What is a catch-all email address? (And why it breaks email verification)

• Is a catch-all email a real mailbox? Sometimes yes, sometimes no. The domain accepts every address; whether anyone reads it depends on internal routing.
• Why do companies enable catch-all? To avoid losing mail addressed to typos, former employees, or auto-generated addresses (noreply+order123@).
• Why does it matter for email verification? Standard SMTP checks return 'valid' for every catch-all address, which is technically true at the SMTP layer but useless as a deliverability signal.

A standard mail server rejects unknown addresses at the SMTP RCPT TO step. The sender gets a 550 5.1.1 User unknown response and the message never enters the queue. This rejection is what email verifiers rely on: probe the address, read the response, label valid or invalid.

A catch-all server does the opposite. It accepts every RCPT TO, queues the message, then decides what to do with it after delivery — forward to a fallback inbox, drop silently, scan for known patterns. The sender sees 250 OK either way.

Catch-all is enabled on the receiving server, not on the sender's side. You can't tell from the address itself; you can only detect it by probing the domain with a deliberately invalid local part and checking whether the server accepts it.

Three reasons keep coming up in r/sysadmin discussions:

Capturing typos and former-employee mail. A customer types [email protected] instead of support@; a former employee's contacts still email the old address. Catch-all routes both to a fallback inbox so nothing is lost.

Plus-addressing and auto-generated routes. Companies that issue addresses like [email protected] for each support thread don't want to pre-create every mailbox. Catch-all handles them implicitly.

Smaller IT teams. Maintaining an exhaustive list of valid mailboxes is overhead. Catch-all lets a small admin team enable employees to spin up email aliases without filing tickets.

The trade-off is spam exposure. Every catch-all domain is a magnet for dictionary attacks, where spammers send to thousands of guessed addresses knowing all will be accepted. Most catch-all domains compensate with strong post-acceptance filtering.

The third row is the one that matters for senders. On a normal domain, sending to an invalid address generates an immediate bounce and you can suppress that contact. On a catch-all, the address is accepted at SMTP, the message vanishes inside the receiving server, and your verifier still says 'valid.'

Email verifiers run four checks: syntax, MX records, SMTP handshake, and reputation lookups. The SMTP handshake is the one that normally tells you whether a mailbox exists. On a catch-all domain, that signal is destroyed by design — every probe returns positive.

A naive verifier that reports the SMTP result as the final verdict will mark every catch-all address as valid. The address might be real. It might be a typo nobody reads. It might be a former employee's mailbox that auto-deletes everything. SMTP can't tell the difference.

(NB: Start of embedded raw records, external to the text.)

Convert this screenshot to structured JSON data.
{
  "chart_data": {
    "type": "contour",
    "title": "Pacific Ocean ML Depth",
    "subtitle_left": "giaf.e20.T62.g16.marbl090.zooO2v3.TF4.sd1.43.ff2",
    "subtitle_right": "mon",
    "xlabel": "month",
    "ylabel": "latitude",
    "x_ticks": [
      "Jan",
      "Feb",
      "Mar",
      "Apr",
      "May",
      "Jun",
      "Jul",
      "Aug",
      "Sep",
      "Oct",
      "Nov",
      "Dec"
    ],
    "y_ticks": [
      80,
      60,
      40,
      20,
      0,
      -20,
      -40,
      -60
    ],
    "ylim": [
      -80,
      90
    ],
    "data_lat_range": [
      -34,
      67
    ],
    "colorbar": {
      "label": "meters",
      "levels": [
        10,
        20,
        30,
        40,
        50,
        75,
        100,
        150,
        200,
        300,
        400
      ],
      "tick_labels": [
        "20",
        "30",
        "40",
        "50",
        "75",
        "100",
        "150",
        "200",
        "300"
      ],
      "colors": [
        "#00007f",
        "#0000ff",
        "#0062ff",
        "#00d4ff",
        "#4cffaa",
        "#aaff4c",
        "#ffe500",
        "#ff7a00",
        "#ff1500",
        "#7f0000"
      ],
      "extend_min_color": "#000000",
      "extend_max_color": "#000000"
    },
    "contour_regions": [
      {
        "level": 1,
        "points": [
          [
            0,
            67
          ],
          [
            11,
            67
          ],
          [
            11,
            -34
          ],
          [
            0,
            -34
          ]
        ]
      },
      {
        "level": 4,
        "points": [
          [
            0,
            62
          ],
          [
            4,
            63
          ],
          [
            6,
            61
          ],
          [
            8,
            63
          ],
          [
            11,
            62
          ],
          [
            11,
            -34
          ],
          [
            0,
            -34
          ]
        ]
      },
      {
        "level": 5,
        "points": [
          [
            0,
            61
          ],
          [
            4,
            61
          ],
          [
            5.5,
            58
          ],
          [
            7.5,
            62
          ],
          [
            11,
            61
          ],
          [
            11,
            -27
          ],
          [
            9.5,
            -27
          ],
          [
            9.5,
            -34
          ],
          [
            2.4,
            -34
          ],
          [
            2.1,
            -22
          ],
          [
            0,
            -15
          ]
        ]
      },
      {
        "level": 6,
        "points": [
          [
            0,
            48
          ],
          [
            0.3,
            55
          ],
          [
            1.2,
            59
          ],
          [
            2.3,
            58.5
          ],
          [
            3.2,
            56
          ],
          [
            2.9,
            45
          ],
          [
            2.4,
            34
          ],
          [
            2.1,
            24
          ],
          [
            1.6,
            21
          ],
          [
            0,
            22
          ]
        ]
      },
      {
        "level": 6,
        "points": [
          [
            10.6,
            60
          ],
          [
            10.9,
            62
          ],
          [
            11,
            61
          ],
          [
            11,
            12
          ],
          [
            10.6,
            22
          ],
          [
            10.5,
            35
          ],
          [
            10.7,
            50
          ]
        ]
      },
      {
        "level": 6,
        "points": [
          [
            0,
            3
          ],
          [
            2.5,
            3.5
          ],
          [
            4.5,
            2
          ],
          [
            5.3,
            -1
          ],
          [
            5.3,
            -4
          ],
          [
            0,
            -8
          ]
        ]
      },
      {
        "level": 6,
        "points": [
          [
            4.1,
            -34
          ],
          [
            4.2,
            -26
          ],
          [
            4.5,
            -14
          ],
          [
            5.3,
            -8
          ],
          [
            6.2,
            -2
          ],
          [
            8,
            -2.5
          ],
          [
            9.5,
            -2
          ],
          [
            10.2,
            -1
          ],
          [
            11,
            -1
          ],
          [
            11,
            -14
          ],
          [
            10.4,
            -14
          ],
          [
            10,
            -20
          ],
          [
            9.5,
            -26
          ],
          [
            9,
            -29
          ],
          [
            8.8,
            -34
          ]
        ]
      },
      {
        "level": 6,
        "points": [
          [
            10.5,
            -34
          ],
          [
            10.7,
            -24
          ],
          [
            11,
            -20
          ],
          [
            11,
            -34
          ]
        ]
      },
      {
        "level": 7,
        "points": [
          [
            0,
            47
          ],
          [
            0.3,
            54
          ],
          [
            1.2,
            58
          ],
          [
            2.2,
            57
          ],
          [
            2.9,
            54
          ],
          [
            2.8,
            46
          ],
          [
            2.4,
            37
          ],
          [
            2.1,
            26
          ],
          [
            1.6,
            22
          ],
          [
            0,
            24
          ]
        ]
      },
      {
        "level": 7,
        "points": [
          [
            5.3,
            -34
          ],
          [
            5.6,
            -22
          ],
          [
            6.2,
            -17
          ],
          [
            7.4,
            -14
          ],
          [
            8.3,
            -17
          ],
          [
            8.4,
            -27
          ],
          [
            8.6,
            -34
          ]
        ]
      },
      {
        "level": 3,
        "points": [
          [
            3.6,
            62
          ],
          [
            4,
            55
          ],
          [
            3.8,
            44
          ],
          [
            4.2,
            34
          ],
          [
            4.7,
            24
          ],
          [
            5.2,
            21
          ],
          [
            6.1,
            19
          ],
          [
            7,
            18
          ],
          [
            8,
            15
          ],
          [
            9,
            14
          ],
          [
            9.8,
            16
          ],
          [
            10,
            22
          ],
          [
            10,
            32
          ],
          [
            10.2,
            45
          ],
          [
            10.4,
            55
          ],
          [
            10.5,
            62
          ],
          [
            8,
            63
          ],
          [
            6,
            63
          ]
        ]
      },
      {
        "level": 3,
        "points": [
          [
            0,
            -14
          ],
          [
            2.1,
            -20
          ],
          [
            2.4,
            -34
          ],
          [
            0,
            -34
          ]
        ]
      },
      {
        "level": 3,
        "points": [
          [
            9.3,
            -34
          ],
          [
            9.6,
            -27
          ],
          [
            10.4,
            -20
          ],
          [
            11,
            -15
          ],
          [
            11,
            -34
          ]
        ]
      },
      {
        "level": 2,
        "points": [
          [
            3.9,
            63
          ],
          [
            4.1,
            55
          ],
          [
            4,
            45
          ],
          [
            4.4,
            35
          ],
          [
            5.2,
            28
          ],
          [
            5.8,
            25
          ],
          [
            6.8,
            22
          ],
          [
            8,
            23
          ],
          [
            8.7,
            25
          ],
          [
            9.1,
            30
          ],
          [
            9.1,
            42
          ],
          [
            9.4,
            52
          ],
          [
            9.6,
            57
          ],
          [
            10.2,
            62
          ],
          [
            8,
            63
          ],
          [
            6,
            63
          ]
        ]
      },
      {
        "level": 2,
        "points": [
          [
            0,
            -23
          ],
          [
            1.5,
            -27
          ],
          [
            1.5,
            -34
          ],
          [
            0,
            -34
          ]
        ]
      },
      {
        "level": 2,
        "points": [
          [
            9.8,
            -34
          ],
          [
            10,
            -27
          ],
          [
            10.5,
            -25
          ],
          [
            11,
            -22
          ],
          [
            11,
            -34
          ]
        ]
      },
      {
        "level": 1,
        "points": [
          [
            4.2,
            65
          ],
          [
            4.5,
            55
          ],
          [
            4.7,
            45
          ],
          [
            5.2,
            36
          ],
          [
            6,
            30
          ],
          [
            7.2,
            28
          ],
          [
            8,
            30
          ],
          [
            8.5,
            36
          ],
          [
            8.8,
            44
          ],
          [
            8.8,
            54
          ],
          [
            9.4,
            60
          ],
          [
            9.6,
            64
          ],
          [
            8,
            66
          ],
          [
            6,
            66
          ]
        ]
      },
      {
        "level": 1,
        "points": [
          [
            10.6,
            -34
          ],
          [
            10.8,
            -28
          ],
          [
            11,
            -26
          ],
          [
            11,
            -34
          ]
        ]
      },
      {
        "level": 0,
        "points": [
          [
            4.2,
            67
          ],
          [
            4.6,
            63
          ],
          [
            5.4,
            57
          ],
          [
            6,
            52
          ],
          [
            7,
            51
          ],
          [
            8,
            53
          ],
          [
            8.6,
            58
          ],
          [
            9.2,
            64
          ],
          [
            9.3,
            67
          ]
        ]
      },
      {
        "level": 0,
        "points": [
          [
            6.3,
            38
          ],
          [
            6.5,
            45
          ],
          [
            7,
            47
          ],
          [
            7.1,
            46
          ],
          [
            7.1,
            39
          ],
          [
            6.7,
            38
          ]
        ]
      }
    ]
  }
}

This is why a serious verifier surfaces catch-all status as a separate signal, not as a binary verdict. user.cleaning's verifier returns is_catch_all: true alongside the category — Grey list by default, with the supporting signals (MX provider, domain age, mailbox-pattern match) exposed so you can score by your own threshold. The full mechanics are in the catch-all email verifier guide.

You can manually check whether a domain is catch-all in five steps:

1. Pick a clearly invalid address: [email protected].
2. Open a terminal and run dig MX target-domain.com to find the receiving server.
3. Telnet or use swaks to send HELO, MAIL FROM, RCPT TO for the test address.
4. Read the response. 550 means normal; 250 means catch-all.
5. Repeat with a real address ([email protected]) — both should return 250 on a catch-all.

This works for diagnostic purposes but isn't viable at scale. For lists, user.cleaning's free verifier runs the same probe automatically and adds the secondary signals.

The honest answer is: it depends on the source of the address. A catch-all address that came from a contact form submission, a tradeshow signup, or a verified data provider is usually a real person. The same address scraped from a third-party list is much riskier.

Three things to weigh:

• Source quality — was the address self-submitted, enriched from a paid provider, or scraped?
• Domain reputation cost — are you in domain warmup, or sending from a well-warmed sender?
• Volume — at low volume, an extra 5% bounce rate may not cross your provider's threshold.

The conservative default for cold outreach: suppress catch-all unless the mailbox pattern matches the company's known format and the domain has positive engagement history.

From a thread on r/emailmarketing where a sender posted bounce-rate metrics across two campaigns:

'I stopped trusting our verifier on catch-all and started filtering them out completely. Bounce rate went from 2.1% to 0.9%. Yes, I lost 30% of my list, but the responses on what remained more than made up for it.'

The same pattern shows up in industry-wide list audits: a meaningful share of B2B contacts come back as risky or catch-all in any verification pass, with no clean answer for that bucket from SMTP alone.